PRESS RELEASE: Gloucester MP leads committee urging government to look again at supported housing funding plans
City MP Richard Graham has co-chaired an influential joint committee of the Work and Pensions and Communities and Local Government Select Committees as they urge the government to look again at plans for supported housing funding to ensure the sector is adequately supported and provision is boosted in a report published today.
Richard Graham MP, Co-Chair of the inquiry and member of the Work and Pensions Committee, said: “Supported housing is deeply valued by those who live in it and contributes enormously to their independence and wellbeing. We support the Government’s aims to reform funding for this vital sector to ensure quality and value for money, protect and boost supply, and provide greater local control.
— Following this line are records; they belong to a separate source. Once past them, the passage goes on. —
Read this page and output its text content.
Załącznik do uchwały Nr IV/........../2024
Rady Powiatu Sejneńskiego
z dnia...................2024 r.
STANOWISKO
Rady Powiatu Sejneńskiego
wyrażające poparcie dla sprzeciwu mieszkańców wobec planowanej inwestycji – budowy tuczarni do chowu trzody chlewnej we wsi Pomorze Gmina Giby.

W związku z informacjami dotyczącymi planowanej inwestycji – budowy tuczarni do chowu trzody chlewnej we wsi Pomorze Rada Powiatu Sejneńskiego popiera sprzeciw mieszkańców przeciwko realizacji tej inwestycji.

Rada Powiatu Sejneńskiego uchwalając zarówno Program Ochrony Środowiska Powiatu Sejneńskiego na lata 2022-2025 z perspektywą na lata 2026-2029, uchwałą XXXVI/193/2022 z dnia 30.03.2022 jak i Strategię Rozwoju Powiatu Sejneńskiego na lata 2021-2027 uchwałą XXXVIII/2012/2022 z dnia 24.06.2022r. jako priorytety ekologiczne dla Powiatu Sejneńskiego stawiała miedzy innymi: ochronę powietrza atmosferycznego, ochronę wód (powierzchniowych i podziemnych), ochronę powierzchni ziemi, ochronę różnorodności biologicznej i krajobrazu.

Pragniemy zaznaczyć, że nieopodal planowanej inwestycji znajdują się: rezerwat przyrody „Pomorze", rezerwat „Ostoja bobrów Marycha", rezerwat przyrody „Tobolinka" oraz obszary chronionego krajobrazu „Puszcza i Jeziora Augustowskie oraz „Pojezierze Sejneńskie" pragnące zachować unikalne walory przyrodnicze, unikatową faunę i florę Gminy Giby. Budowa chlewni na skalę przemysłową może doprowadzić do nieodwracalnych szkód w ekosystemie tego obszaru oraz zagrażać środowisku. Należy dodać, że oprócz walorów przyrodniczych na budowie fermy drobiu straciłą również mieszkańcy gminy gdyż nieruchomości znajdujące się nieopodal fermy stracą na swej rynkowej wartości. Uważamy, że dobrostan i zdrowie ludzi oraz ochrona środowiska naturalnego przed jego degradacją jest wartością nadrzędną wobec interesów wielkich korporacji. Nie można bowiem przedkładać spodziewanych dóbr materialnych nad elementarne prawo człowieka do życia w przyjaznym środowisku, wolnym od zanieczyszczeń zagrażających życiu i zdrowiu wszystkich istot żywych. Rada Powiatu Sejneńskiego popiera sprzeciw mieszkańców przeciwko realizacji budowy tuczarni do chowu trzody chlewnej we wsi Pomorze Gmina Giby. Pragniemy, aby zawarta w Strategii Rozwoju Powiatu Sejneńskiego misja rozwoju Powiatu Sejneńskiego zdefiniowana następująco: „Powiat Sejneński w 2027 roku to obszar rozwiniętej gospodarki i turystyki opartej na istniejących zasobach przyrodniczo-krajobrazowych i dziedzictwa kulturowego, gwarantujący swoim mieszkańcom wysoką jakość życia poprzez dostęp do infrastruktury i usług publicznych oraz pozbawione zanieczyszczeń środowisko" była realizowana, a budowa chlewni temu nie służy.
“But we are concerned that the proposals, as they stand, are unlikely to achieve these objectives. Our recommendations seek to improve the Government’s plans and ensure it delivers on our common goal of a sustainable, long-term funding solution for supported housing.
The Committees argue that a new Supported Housing Allowance, banded to reflect the actual cost of provision in the sector, should be introduced instead of the current Local Housing Allowance rate. The Committees note concerns that the Government’s proposed reform will damage provision in parts of the country and could lead to a serious shortfall in the availability of supported housing.
The Committees recommend grants to local authorities, which can commission accommodation and pay providers.
The report also calls a separate funding system for women’s refuges and urges the Government to work with Women’s Aid and providers to devise it. The Committee says it is essential that refuges are able to operate as a national network, unrestrained by local admissions restrictions.
The Committee found that the cost of provision is largely consistent across the country. Unless funding reflects this consistency the Committees are also concerned that providers will be put off investing in particular areas, creating a disparity between the supply of homes and services across the country.
The Committees argue that a Supported Housing Allowance would ensure tenants only require top-funding in exceptional circumstances. The Allowance would be calculated according to a formula made up of a fixed amount for provision, which is consistent between areas, and a smaller variable amount that reflect differences in land costs.
Central funding of the top-up should be guaranteed for at least the duration of the next Parliament to provide greater certainty. Funding levels should be regularly reviewed to ensure the top-up fund keeps pace with increases in the cost of provision and changes in local demand.
Helen Hayes MP, Co-Chair of the inquiry and member of the Communities and Local Government Committee, said: “Ministers must intervene immediately by scrapping the proposed Local Housing Allowance reform. The sector needs a far more suitable funding system that recognises the consistent cost of provision across the country and provides long term reliability.
“Supported housing caters for an incredibly diverse range of people, from long-term sheltered accommodation for older people to short-term emergency housing for those who have recently become homeless or are fleeing domestic abuse. The Government is right to consider alternative funding for emergency accommodation and we urge Ministers to also recognise the unique challenges of refuges with a distinct funding model.”
Other findings, recommendations and conclusions include:
- Benefit restrictions that may be justified in the private rented sector should not be applied to those looking to leave supported housing so as to ensure people are not discouraged from do so.
- The Government should ensure providers are aware that supported housing tenants claiming Universal Credit will not be worse off if they seek employment. A job should be seen as an important milestone towards independence and self-sufficiency.
- The Government should establish a set of national standards to enable monitoring of the quality of provision in all supported housing in England and Wales, with a specific emphasis on improving the quality of life that tenants experience
700,000 people live in supported housing in the UK, from older people and those with learning and physical difficulties, to survivors of domestic violence.
The Government acknowledges that supported housing saves in the region of £3.5 billion per year, through lower costs for the NHS, social care and criminal justice systems.
The system is facing considerable demand, with a reported 17,000 shortfall in supported housing places; a figure that could double within the next three years without Government intervention.